I don't know what to do either.

I cannot stop thinking about Paris. Beirut. Kenya. Potential, perhaps pending, attacks around the entire world that can happen while I’m at a concert, sitting at a bistro, pushing my children in the swing at the park. I’m nonstop checking the news, listening to NPR, reading articles to try to get a grasp of the issue because this is beyond my intelligence.

I keep picturing the real-life CIA equivalents of Carrie, Saul and Quinn from Homeland in a room in Langley, arguing about what’s best to do: drone strike? send Quinn for a direct assassination? send Carrie in to initiate, investigate, infiltrate an operation?

The options seem both plentiful and few at the same time. Nothing seems like a good solution, everything seems like an idea worth trying. At the end of the day, I feel so inadequately prepared to process the ideas of organized terrorism and what it takes to end it.

I fluctuate between wanting to invite 10 Syrian refugee families to stay on our property, those running for their lives, to escape persecution and death. I want to give them comfort, a good meal and rest for their weary bones. Then, I consider the ramifications of forged passports, mistaken identifies, intentional deception. It’s hard to know what’s right, who’s right. 

How do we talk with a terrorist organization whose currency is killing, who use beheadings as a bullhorn to call others to their cause? How do we destroy killers in some way besides killing? Whose responsibility is it to lead, to strategize, to implement the plan? Simply put, whose boots are on the ground? 

These are the hardest questions to answer and I have yet to find anyone with the answers.

So I resolve to pray. But can I be transparent? Prayer doesn’t feel like I’m doing anything, making a difference, helping to bring healing to a dire, horrific situation. Remember, I’m the person who recently launched a new small business revolving around the idea of a to do list and how to do more. I am left stranded, feeling as if there is just nothing I can do. 

Perhaps, in this situation, the greatest to do is to don’t. Don’t add to the fear-mongering, over-politicizing, divisive discussion we read of too often. Don’t let my family live in fear, too frightened to function, paralyzed with the potential it could happen to us. Don’t let my voice be drowned out, a voice that desires reconciliation, restoration and justice. Don’t stop praying.
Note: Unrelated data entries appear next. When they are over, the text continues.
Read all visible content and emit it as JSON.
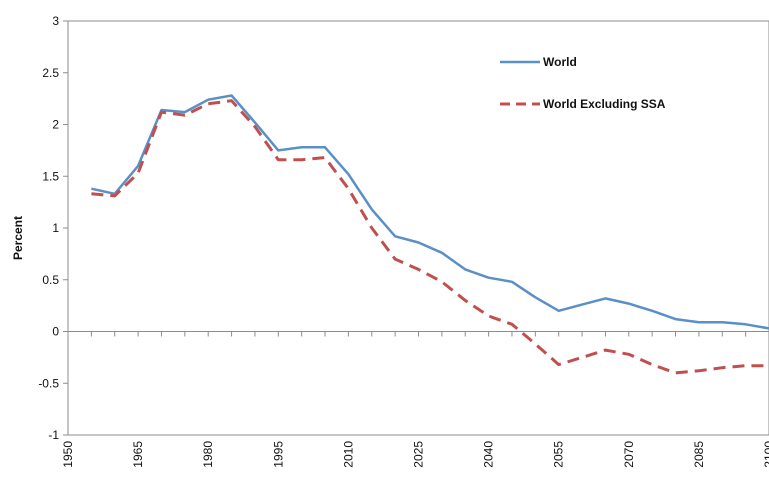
{
  "chart_data": {
    "type": "line",
    "title": "",
    "xlabel": "",
    "ylabel": "Percent",
    "x_ticks": [
      "1950",
      "1965",
      "1980",
      "1995",
      "2010",
      "2025",
      "2040",
      "2055",
      "2070",
      "2085",
      "2100"
    ],
    "xlim": [
      1950,
      2100
    ],
    "ylim": [
      -1,
      3
    ],
    "y_ticks": [
      -1,
      -0.5,
      0,
      0.5,
      1,
      1.5,
      2,
      2.5,
      3
    ],
    "y_tick_labels": [
      "-1",
      "-0.5",
      "0",
      "0.5",
      "1",
      "1.5",
      "2",
      "2.5",
      "3"
    ],
    "grid": false,
    "legend_position": "top-right",
    "x": [
      1955,
      1960,
      1965,
      1970,
      1975,
      1980,
      1985,
      1990,
      1995,
      2000,
      2005,
      2010,
      2015,
      2020,
      2025,
      2030,
      2035,
      2040,
      2045,
      2050,
      2055,
      2060,
      2065,
      2070,
      2075,
      2080,
      2085,
      2090,
      2095,
      2100
    ],
    "series": [
      {
        "name": "World",
        "color": "#5b8fc7",
        "style": "solid",
        "values": [
          1.38,
          1.33,
          1.6,
          2.14,
          2.12,
          2.24,
          2.28,
          2.02,
          1.75,
          1.78,
          1.78,
          1.52,
          1.18,
          0.92,
          0.86,
          0.76,
          0.6,
          0.52,
          0.48,
          0.33,
          0.2,
          0.26,
          0.32,
          0.27,
          0.2,
          0.12,
          0.09,
          0.09,
          0.07,
          0.03
        ]
      },
      {
        "name": "World Excluding SSA",
        "color": "#c0504d",
        "style": "dashed",
        "values": [
          1.33,
          1.31,
          1.53,
          2.12,
          2.09,
          2.2,
          2.23,
          1.98,
          1.66,
          1.66,
          1.68,
          1.38,
          1.0,
          0.7,
          0.6,
          0.48,
          0.3,
          0.15,
          0.07,
          -0.12,
          -0.32,
          -0.25,
          -0.18,
          -0.22,
          -0.32,
          -0.4,
          -0.38,
          -0.35,
          -0.33,
          -0.33
        ]
      }
    ]
  }
}
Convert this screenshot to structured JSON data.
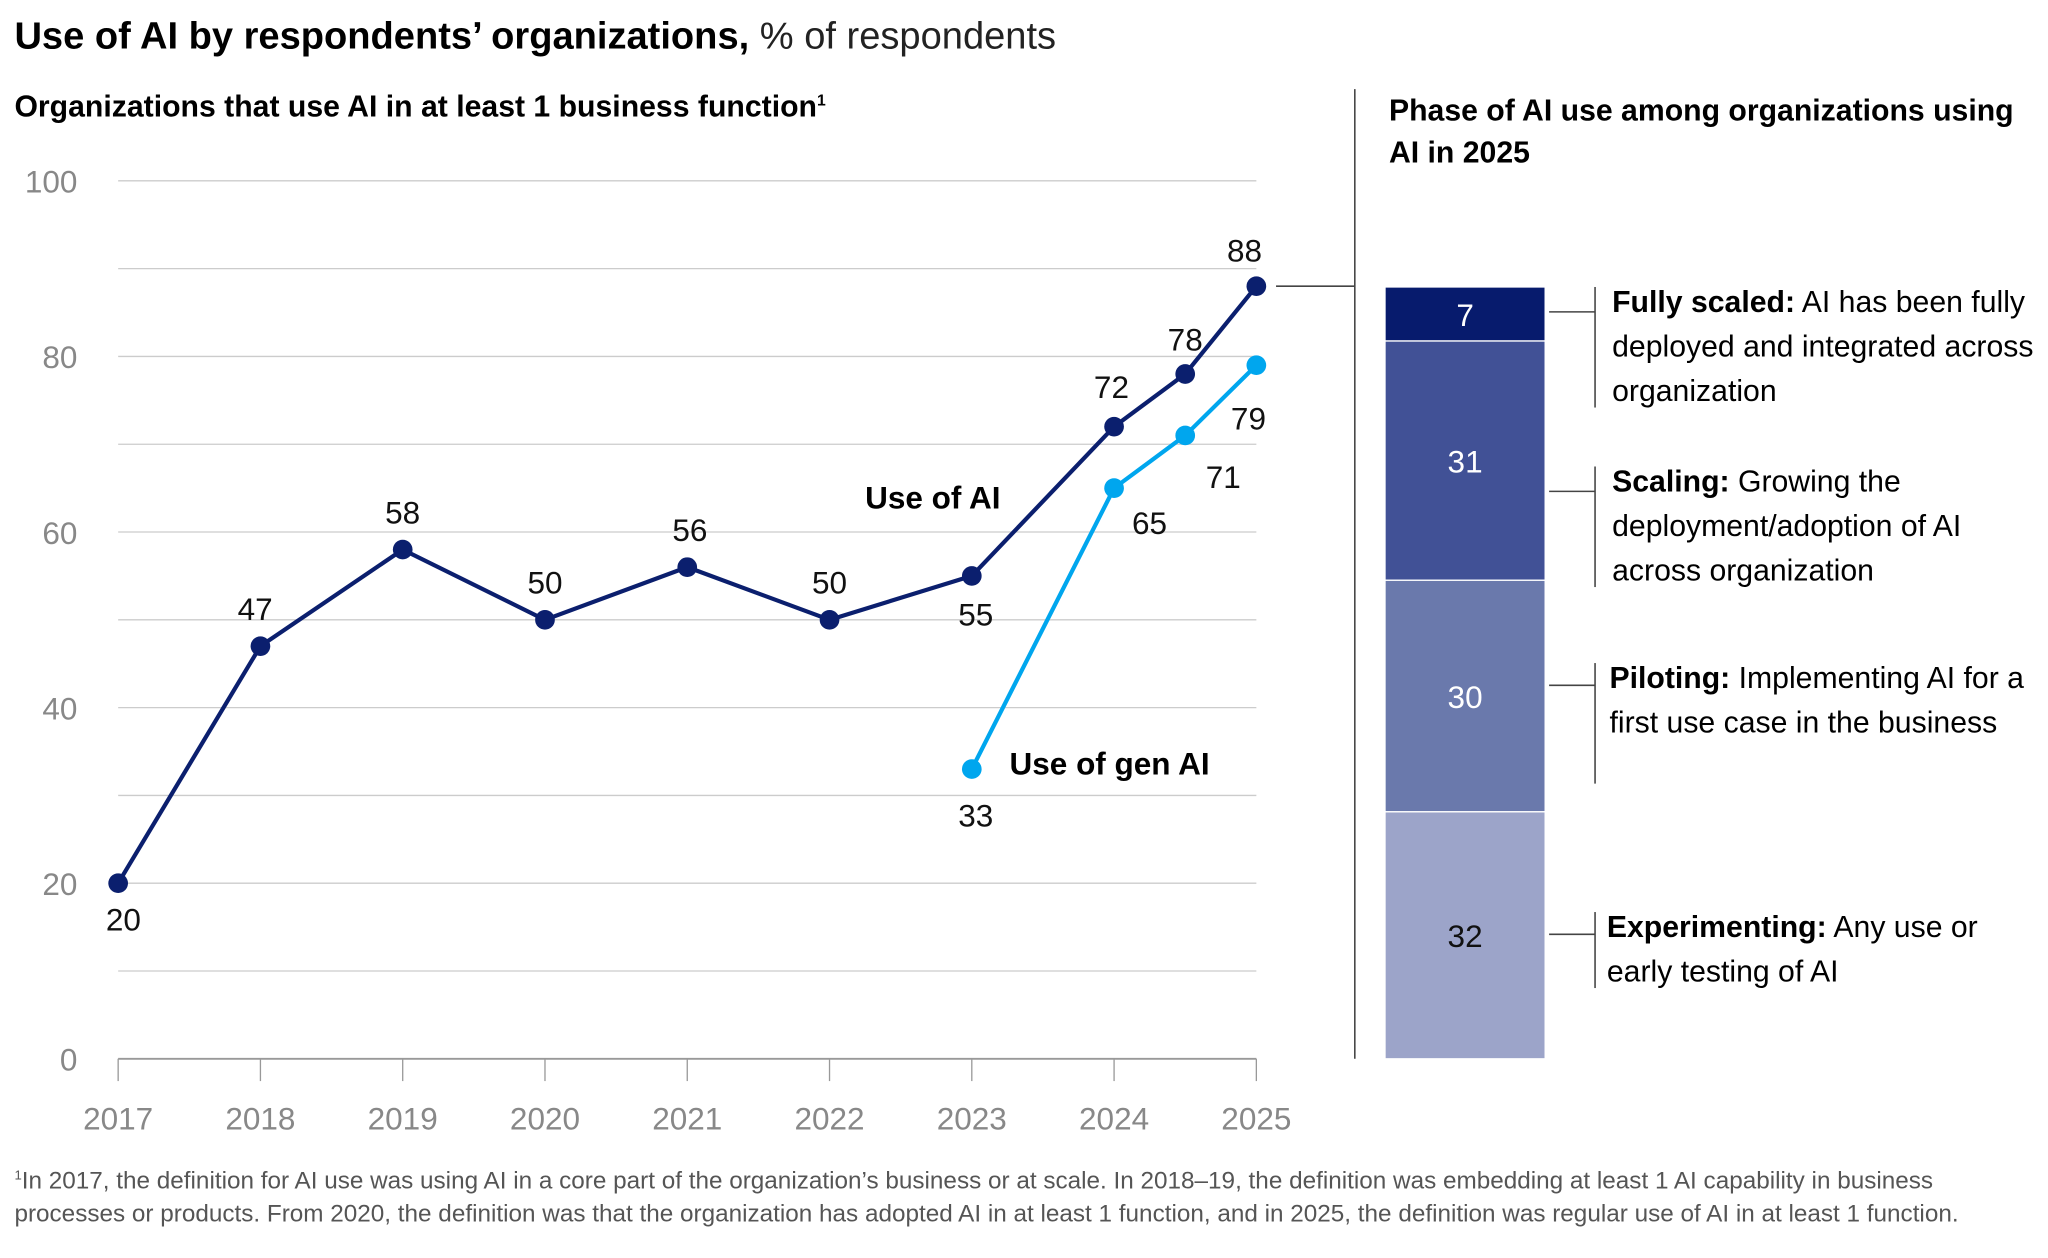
{
  "title": {
    "bold": "Use of AI by respondents’ organizations,",
    "light": "% of respondents"
  },
  "left_subtitle": {
    "text": "Organizations that use AI in at least 1 business function",
    "footnote_mark": "1"
  },
  "right_subtitle": "Phase of AI use among organizations using AI in 2025",
  "colors": {
    "use_of_ai": "#0b1f6e",
    "use_of_gen_ai": "#00a6ee",
    "grid": "#cccccc",
    "axis": "#999999",
    "fully_scaled": "#071b6d",
    "scaling": "#415196",
    "piloting": "#6a79ac",
    "experimenting": "#9ca4c9"
  },
  "chart_data": [
    {
      "type": "line",
      "title": "Organizations that use AI in at least 1 business function",
      "x_ticks": [
        "2017",
        "2018",
        "2019",
        "2020",
        "2021",
        "2022",
        "2023",
        "2024",
        "2025"
      ],
      "ylim": [
        0,
        100
      ],
      "y_ticks": [
        "0",
        "20",
        "40",
        "60",
        "80",
        "100"
      ],
      "grid": true,
      "series": [
        {
          "name": "Use of AI",
          "x": [
            2017,
            2018,
            2019,
            2020,
            2021,
            2022,
            2023,
            2024,
            2024.5,
            2025
          ],
          "values": [
            20,
            47,
            58,
            50,
            56,
            50,
            55,
            72,
            78,
            88
          ],
          "labels": [
            "20",
            "47",
            "58",
            "50",
            "56",
            "50",
            "55",
            "72",
            "78",
            "88"
          ]
        },
        {
          "name": "Use of gen AI",
          "x": [
            2023,
            2024,
            2024.5,
            2025
          ],
          "values": [
            33,
            65,
            71,
            79
          ],
          "labels": [
            "33",
            "65",
            "71",
            "79"
          ]
        }
      ]
    },
    {
      "type": "bar",
      "stacked": true,
      "title": "Phase of AI use among organizations using AI in 2025",
      "segments": [
        {
          "key": "fully_scaled",
          "value": 7,
          "label": "7",
          "heading": "Fully scaled:",
          "description": "AI has been fully deployed and integrat­ed across organization"
        },
        {
          "key": "scaling",
          "value": 31,
          "label": "31",
          "heading": "Scaling:",
          "description": "Growing the deployment/adoption of AI across organization"
        },
        {
          "key": "piloting",
          "value": 30,
          "label": "30",
          "heading": "Piloting:",
          "description": "Implementing AI for a first use case in the business"
        },
        {
          "key": "experimenting",
          "value": 32,
          "label": "32",
          "heading": "Experimenting:",
          "description": "Any use or early testing of AI"
        }
      ]
    }
  ],
  "footnote": {
    "mark": "1",
    "text": "In 2017, the definition for AI use was using AI in a core part of the organization’s business or at scale. In 2018–19, the definition was embedding at least 1 AI capability in business processes or products. From 2020, the definition was that the organization has adopted AI in at least 1 function, and in 2025, the defini­tion was regular use of AI in at least 1 function."
  }
}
I am by no means qualified to speak to this issue. But really, are any of us well-versed in foreign policy, military training, negotiations and democracy? No, and yet that shouldn’t stop us from doing the one thing we are all qualified to do: pray. So, instead of feeling completely inadequate, I will find time to be on my knees, crying out, demanding, begging for healing, peace, relief. It may not feel like enough, but in reality, if my belief and faith are sincere and true, it is doing far more than we could begin to fathom.